Answer:
93 square units (the figure is not a rhombus)
Step-by-step explanation:
You want the area of the figure whose vertex coordinates are A(0,-5), B(9,2), C(12,13), and D(2,7).
The formula for the area of a polygon based on its coordinates might be written ...
[tex]\displaystyle A=\frac{1}{2}\left|\sum_{k=1}^n{x_k(y_{k+1}-y_{k-1})}\right|[/tex]
where coordinate indices wrap around from the end to the beginning.
Using this formula, we find the area to be ...
A = 1/2|0(2-7) +9(13-(-5)) +12(7-2) +2(-5-13)|
A = (1/2)|0 +162 +60 -36| = 1/2(186) = 93
The area of the figure is 93 square units.

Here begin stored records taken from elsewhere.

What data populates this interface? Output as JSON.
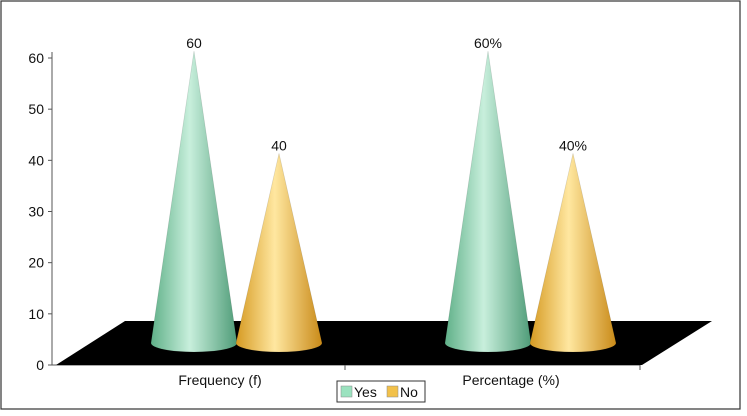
{
  "chart_data": {
    "type": "bar",
    "style": "3d-cone",
    "categories": [
      "Frequency (f)",
      "Percentage (%)"
    ],
    "series": [
      {
        "name": "Yes",
        "values": [
          60,
          60
        ],
        "labels": [
          "60",
          "60%"
        ],
        "color": "#9be2bf"
      },
      {
        "name": "No",
        "values": [
          40,
          40
        ],
        "labels": [
          "40",
          "40%"
        ],
        "color": "#f2c14a"
      }
    ],
    "ylim": [
      0,
      60
    ],
    "yticks": [
      "0",
      "10",
      "20",
      "30",
      "40",
      "50",
      "60"
    ],
    "floor_color": "#000000",
    "legend_position": "bottom-center",
    "grid": false
  }
}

The area of a rhombus could be calculated as half the product of the lengths of the diagonals. This is only true because the diagonals of a rhombus cross at right angles.
Here, the differences between diagonally opposite coordinates are ...
AC = (12, 18) . . . . slope = 18/12 = 3/2
BD = (-7, 5) . . . . slope = 5/-7 = -5/7
If the diagonals are perpendicular, their slopes have a product of -1. Here, the product is ...
(3/2)(-5/7) = (-15/14) ≠ -1
The given figure is not a rhombus.
If we assume the diagonals are perpendicular, then the area would be ...
A = 1/2√(12²+18²)√((-5)²+7²) = 1/2√34632 ≈ 93.048
Rounded to the nearest tenth, this area would be 93.0 square units.
The diagonals actually cross at an angle of about 88.152°, so the area is actually ...
93.048·sin(88.152°) = 93 square units (exactly)
(Development of this formula is beyond the scope of this answer.)